A rolling round-up of developments in and around Oxford
Good Beer Guide launches on September 26
CAMRA’s Good Beer Guide – the UK’s best-selling beer and pub guide – is celebrating its 52nd edition with two versions featuring two of the UK’s favourite if fictitious locals: Coronation Street’s Rovers Return Inn, and Emmerdale’s Woolpack.
CAMRA says the Rovers Return and Woolpack represent the familiarity and community spirit of pubs across the UK. This edition pays tribute to the communities that are beamed into homes, providing entertainment and companionship to those that may not have a pub of their own.
Research commissioned by CAMRA found people who have a local pub rate themselves as significantly happier because of it, and have more close friends, and the pubs on television reflect this feeling. Some of Coronation Street’s and Emmerdale’s most touching and memorable moments have taken place in their respective pubs.

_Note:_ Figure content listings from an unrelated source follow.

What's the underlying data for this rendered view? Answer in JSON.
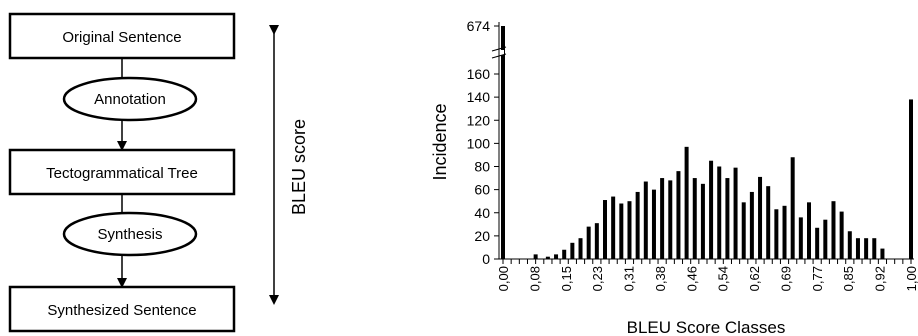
{
  "diagram": {
    "nodes": {
      "original": "Original Sentence",
      "annotation": "Annotation",
      "tree": "Tectogrammatical Tree",
      "synthesis": "Synthesis",
      "synthesized": "Synthesized Sentence"
    },
    "side_label": "BLEU score"
  },
  "chart_data": {
    "type": "bar",
    "xlabel": "BLEU Score Classes",
    "ylabel": "Incidence",
    "y_ticks": [
      0,
      20,
      40,
      60,
      80,
      100,
      120,
      140,
      160,
      674
    ],
    "y_axis_break": true,
    "grid": false,
    "x_tick_labels": [
      "0,00",
      "0,08",
      "0,15",
      "0,23",
      "0,31",
      "0,38",
      "0,46",
      "0,54",
      "0,62",
      "0,69",
      "0,77",
      "0,85",
      "0,92",
      "1,00"
    ],
    "categories": [
      "0,00",
      "0,01",
      "0,02",
      "0,03",
      "0,04",
      "0,05",
      "0,06",
      "0,07",
      "0,08",
      "0,09",
      "0,10",
      "0,11",
      "0,12",
      "0,13",
      "0,14",
      "0,15",
      "0,16",
      "0,17",
      "0,18",
      "0,19",
      "0,20",
      "0,21",
      "0,22",
      "0,23",
      "0,24",
      "0,25",
      "0,26",
      "0,27",
      "0,28",
      "0,29",
      "0,30",
      "0,31",
      "0,32",
      "0,33",
      "0,34",
      "0,35",
      "0,36",
      "0,37",
      "0,38",
      "0,39",
      "0,40",
      "0,41",
      "0,42",
      "0,43",
      "0,44",
      "0,45",
      "0,46",
      "0,47",
      "0,48",
      "0,49",
      "0,50",
      "0,51",
      "0,52",
      "0,53",
      "0,54",
      "0,55",
      "0,56",
      "0,57",
      "0,58",
      "0,59",
      "0,60",
      "0,61",
      "0,62",
      "0,63",
      "0,64",
      "0,65",
      "0,66",
      "0,67",
      "0,68",
      "0,69",
      "0,70",
      "0,71",
      "0,72",
      "0,73",
      "0,74",
      "0,75",
      "0,76",
      "0,77",
      "0,78",
      "0,79",
      "0,80",
      "0,81",
      "0,82",
      "0,83",
      "0,84",
      "0,85",
      "0,86",
      "0,87",
      "0,88",
      "0,89",
      "0,90",
      "0,91",
      "0,92",
      "0,93",
      "0,94",
      "0,95",
      "0,96",
      "0,97",
      "0,98",
      "0,99",
      "1,00"
    ],
    "values": [
      674,
      0,
      0,
      0,
      0,
      0,
      0,
      0,
      4,
      0,
      0,
      2,
      0,
      4,
      0,
      8,
      0,
      14,
      0,
      18,
      0,
      28,
      0,
      31,
      0,
      51,
      0,
      54,
      0,
      48,
      0,
      50,
      0,
      58,
      0,
      67,
      0,
      60,
      0,
      70,
      0,
      68,
      0,
      76,
      0,
      97,
      0,
      70,
      0,
      65,
      0,
      85,
      0,
      80,
      0,
      70,
      0,
      79,
      0,
      49,
      0,
      58,
      0,
      71,
      0,
      63,
      0,
      43,
      0,
      46,
      0,
      88,
      0,
      36,
      0,
      49,
      0,
      27,
      0,
      34,
      0,
      50,
      0,
      41,
      0,
      24,
      0,
      18,
      0,
      18,
      0,
      18,
      0,
      9,
      0,
      0,
      0,
      0,
      0,
      0,
      138
    ]
  }
}
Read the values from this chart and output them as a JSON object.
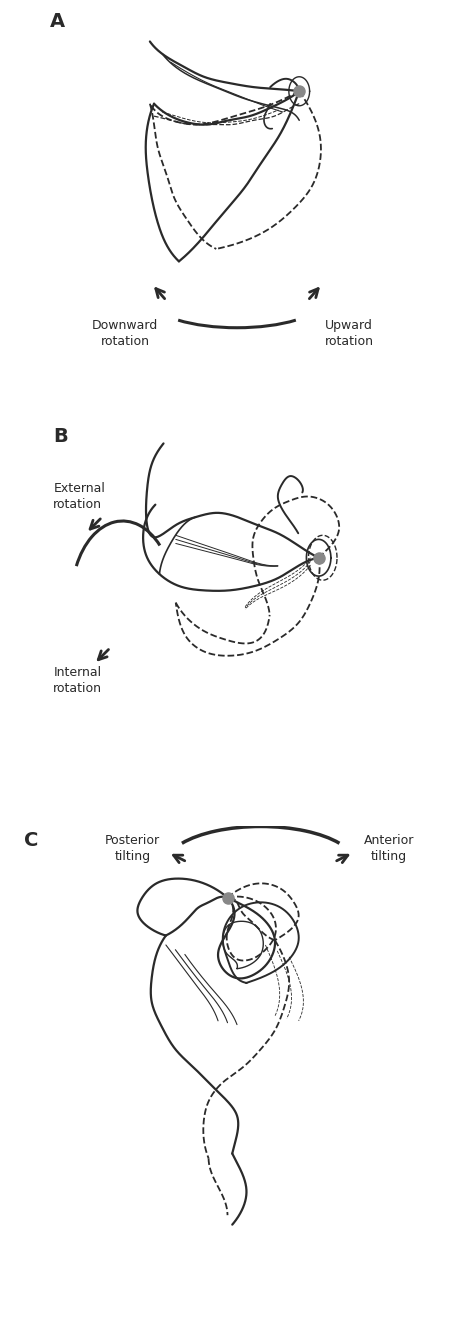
{
  "bg_color": "#ffffff",
  "line_color": "#2a2a2a",
  "dot_color": "#888888",
  "label_A": "A",
  "label_B": "B",
  "label_C": "C",
  "text_downward": "Downward\nrotation",
  "text_upward": "Upward\nrotation",
  "text_external": "External\nrotation",
  "text_internal": "Internal\nrotation",
  "text_posterior": "Posterior\ntilting",
  "text_anterior": "Anterior\ntilting",
  "fontsize_label": 14,
  "fontsize_text": 9,
  "fig_width": 4.74,
  "fig_height": 13.17
}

Check out the Oxford Drinker Online on launch date to see which pubs in and around Oxford are new to the guide for 2025.
Twisted Tree Brewery
This new micro-brewery, situated on a private estate near Bicester and not open to the public, will make its debut at the Oxford Beer Festival in October. It has already produced canned and bottled beers including an IPA and an espresso stout, but will bring cask ales to the festival and is committed to producing them on a regular basis.
Director Mark Hayes-Kemp, who runs the brewery with Peter Kemp said: “Cask beer will be a regular feature at our brewery with plans for a new beer each month in the new year. We’re committed to keeping a steady flow of cask ales available, as we believe in the tradition and craft of cask brewing. We’ll be producing a variety of styles, from IPAs to stouts, and we’re always experimenting with new recipes to keep things interesting including a low ABV beer to be realised very soon which packs a serious punch of flavour.”
Masons Arms, Oxford
The annual Headington Beer Festival, planned here for September 6-8 with over 50 ales, was called off in early August and will now happen at another time of year in 2025, according to a Facebook post by landlord Chris Meeson. He did not go into detail about why he had cancelled this very successful annual event, but there were problems last year with the temperature of the beers served which may have prompted a rethink.
Fleece & Flagon, Witney
The former Chequers and Chequers Smokehouse in Witney has been bought by pub company Craft Union, part of Stonegate, and renamed the Fleece & Flagon to commemorate Witney’s blanket making industry. Three real ale pumps for Carlsberg-sourced beers were available in the opening week in July – Hobgoblin Gold, Hobgoblin IPA and Wainwright, costing around £3.35 a pint which is low by local standards. This is Craft Union’s 600th pub.
Fox Inn, Boars Hill
This country pub just outside Oxford re-opened in June, with a former manager at the Chequers in Witney now in charge. Only two real ale pumps were in use on a recent visit, dispensing Timothy Taylor Landlord and Wadworth 6X. The pub remained closed on Mondays and Tuesdays, but on other days is serving a varied menu including Brets Burgers, once of Cowley Road. Previous landlord Tommy Pritchard, who tragically died in a car crash on Christmas Day, had built up the pub into a Good Beer Guide contender.
Berkshire, Oxford
Also re-opened in June was this pub on Abingdon Road, but it continues to have no real ale as for the last couple of years and it would have to re-install hand pumps if there was a change of policy. In the last few years it has had various identities including the Crooked Pot, Hubble & Home and simply Home, but reverted to Berkshire under the previous operators who also ran the adjacent café and convenience store, which they also closed. The Admiral Taverns pub had an expensive refit a few years ago and now serves a “Fatboy Slim” menu of large and small portions.
White House, Bladon
The tenancy is up for renewal by the end of November, and a new pair of hands is required to write the next chapter of this Community-Owned pub. The current tenancy with L&B Hospitality was due to expire in June 2025 but the tenants decided to give early notice of termination.